# FDA Grandfather date - Possible adjustment



## Alex (2/12/14)

http://www.reddit.com/r/electronic_...0x0/fda_grandfather_date_possible_adjustment/

_Just got word that Speaker of the House Boehner, Majority Leader McCarthy, and Chairman of the Energy & Commerce Cmte. have requested the FDA to adjust the grandfather date for newly deemed tobacco products to either April 25th 2014 (the date of publication of the deeming) or to set it at the date when the final rule is published.
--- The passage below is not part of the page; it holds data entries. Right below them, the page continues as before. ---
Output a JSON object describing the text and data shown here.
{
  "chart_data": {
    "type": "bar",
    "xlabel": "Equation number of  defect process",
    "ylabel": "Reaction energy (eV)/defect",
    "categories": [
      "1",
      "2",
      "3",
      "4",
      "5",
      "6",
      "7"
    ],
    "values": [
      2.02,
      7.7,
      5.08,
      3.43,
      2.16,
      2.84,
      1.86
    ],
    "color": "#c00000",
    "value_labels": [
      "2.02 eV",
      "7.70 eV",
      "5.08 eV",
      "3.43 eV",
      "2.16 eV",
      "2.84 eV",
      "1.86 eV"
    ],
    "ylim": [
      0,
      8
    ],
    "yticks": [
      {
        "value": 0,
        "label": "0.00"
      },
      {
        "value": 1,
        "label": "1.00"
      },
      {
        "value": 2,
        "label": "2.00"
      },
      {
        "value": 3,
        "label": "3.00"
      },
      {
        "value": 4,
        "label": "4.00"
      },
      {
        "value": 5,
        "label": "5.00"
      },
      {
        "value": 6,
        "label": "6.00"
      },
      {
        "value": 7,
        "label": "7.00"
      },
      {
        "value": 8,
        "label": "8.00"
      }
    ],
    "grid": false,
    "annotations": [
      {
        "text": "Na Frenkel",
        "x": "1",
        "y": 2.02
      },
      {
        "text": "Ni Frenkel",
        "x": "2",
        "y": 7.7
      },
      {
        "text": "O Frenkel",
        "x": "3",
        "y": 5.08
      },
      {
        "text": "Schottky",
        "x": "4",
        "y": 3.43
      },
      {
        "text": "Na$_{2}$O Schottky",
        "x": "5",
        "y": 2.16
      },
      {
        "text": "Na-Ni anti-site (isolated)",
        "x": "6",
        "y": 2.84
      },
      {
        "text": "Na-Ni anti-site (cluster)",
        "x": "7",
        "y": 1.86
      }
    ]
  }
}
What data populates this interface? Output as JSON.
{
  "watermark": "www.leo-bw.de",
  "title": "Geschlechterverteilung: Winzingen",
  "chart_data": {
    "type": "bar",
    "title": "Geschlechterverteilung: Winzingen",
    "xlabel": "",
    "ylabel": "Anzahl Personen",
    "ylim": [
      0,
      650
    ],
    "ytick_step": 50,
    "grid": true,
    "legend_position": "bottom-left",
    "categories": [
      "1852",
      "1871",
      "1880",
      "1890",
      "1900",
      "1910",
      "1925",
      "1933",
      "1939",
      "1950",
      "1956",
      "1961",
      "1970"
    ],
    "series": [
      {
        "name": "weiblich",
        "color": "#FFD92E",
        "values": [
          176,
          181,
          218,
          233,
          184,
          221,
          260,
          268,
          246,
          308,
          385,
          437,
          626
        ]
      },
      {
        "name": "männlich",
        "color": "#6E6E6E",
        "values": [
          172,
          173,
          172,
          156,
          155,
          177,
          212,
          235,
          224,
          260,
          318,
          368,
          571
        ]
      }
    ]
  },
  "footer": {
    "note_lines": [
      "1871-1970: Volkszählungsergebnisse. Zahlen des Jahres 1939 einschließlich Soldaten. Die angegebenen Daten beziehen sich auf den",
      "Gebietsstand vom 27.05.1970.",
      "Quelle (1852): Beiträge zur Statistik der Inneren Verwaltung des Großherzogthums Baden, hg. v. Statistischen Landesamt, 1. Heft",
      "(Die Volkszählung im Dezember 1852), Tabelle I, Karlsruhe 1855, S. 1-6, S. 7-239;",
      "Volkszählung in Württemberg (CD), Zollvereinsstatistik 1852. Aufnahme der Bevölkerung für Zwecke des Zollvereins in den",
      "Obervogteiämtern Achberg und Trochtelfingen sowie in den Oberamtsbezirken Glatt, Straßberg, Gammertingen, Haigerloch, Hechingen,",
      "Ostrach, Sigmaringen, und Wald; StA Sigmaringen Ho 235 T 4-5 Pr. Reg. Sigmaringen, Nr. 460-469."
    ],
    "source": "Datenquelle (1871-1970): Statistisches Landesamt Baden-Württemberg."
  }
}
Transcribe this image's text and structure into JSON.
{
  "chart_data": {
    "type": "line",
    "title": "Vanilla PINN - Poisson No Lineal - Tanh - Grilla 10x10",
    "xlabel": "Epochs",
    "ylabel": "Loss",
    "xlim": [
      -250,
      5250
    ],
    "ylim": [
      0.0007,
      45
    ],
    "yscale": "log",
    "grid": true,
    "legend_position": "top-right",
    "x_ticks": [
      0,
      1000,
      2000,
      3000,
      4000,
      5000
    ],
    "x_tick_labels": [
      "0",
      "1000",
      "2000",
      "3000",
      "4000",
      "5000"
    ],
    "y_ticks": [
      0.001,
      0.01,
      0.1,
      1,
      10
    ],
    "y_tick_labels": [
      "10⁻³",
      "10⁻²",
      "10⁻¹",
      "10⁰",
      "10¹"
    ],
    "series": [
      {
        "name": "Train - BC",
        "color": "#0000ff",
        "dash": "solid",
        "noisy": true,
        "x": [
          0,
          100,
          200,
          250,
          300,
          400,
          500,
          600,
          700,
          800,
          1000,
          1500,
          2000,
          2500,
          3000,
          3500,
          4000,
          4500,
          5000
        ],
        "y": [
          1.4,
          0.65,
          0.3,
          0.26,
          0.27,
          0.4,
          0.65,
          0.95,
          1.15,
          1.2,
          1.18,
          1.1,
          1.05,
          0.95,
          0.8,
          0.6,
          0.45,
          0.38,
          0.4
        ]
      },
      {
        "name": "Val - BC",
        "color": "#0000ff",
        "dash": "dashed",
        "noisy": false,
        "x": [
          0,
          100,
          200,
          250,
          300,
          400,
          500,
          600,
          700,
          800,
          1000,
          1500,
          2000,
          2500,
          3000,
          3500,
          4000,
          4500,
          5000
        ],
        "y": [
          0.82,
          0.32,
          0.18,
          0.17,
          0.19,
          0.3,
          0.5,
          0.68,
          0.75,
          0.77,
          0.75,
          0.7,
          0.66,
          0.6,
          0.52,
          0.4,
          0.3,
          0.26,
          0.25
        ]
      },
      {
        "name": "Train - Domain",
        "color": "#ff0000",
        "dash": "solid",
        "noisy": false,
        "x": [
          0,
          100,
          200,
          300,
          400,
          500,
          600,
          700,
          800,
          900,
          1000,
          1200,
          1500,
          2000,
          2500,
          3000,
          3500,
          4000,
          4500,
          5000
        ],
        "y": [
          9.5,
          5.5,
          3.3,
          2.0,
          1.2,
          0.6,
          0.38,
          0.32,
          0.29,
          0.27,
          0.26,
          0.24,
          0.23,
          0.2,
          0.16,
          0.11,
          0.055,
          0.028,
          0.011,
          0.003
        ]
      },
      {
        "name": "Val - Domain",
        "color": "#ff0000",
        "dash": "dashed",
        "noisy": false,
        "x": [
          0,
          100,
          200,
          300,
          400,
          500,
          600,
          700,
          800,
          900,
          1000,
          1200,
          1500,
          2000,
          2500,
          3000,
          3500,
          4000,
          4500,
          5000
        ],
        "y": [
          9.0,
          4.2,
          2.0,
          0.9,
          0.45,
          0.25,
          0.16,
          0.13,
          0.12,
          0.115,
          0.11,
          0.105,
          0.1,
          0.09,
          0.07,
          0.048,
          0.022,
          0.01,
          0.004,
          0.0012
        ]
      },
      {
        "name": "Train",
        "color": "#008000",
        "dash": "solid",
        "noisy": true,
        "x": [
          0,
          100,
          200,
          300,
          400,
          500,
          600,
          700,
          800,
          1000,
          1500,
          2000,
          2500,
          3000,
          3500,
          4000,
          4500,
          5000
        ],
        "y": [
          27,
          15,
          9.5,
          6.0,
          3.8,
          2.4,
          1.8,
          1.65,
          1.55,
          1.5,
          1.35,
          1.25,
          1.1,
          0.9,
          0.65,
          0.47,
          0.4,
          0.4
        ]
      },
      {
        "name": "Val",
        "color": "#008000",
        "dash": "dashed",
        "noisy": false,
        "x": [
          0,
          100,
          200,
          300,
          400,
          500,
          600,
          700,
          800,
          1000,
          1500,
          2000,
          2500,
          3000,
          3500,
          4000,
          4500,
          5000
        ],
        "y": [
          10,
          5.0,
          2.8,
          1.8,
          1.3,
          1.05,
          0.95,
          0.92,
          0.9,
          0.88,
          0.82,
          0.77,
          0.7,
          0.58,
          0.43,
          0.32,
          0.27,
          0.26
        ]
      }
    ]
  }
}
This would be a pretty big and beneficial change for all of us!_


----------



## Andre (2/12/14)

Alex said:


> http://www.reddit.com/r/electronic_...0x0/fda_grandfather_date_possible_adjustment/
> 
> _Just got word that Speaker of the House Boehner, Majority Leader McCarthy, and Chairman of the Energy & Commerce Cmte. have requested the FDA to adjust the grandfather date for newly deemed tobacco products to either April 25th 2014 (the date of publication of the deeming) or to set it at the date when the final rule is published.
> 
> ...


Yes, that would help a lot. Explained by one of the members on reddit as follows;

_My very basic understanding is that originally the FDA proposed that only electronic cigarette related merchandise (I'm being vague because I don't remember the exact terms, but such as juice and devices) that was created before a certain date would be "grandfathered". The "grandfather" date was in like 2012 I think. Anything else after that date would have to go through a rigorous FDA process that would cost businesses a lot of time and money, in essence potentially forcing the smaller business owners out of the market. Moving that date up to something more reasonable, like at least 2014, would mean the more modern devices wont be forced to undergo this process. Someone will probably correct me here, but that's what I'm understanding this as._

Reactions: Thanks 1


----------



## Alex (2/12/14)

Andre said:


> Yes, that would help a lot. Explained by one of the members on reddit as follows;
> 
> _My very basic understanding is that originally the FDA proposed that only electronic cigarette related merchandise (I'm being vague because I don't remember the exact terms, but such as juice and devices) that was created before a certain date would be "grandfathered". The "grandfather" date was in like 2012 I think. Anything else after that date would have to go through a rigorous FDA process that would cost businesses a lot of time and money, in essence potentially forcing the smaller business owners out of the market. Moving that date up to something more reasonable, like at least 2014, would mean the more modern devices wont be forced to undergo this process. Someone will probably correct me here, but that's what I'm understanding this as._



It would be amazing if this really happens, but with politicians...who knows


----------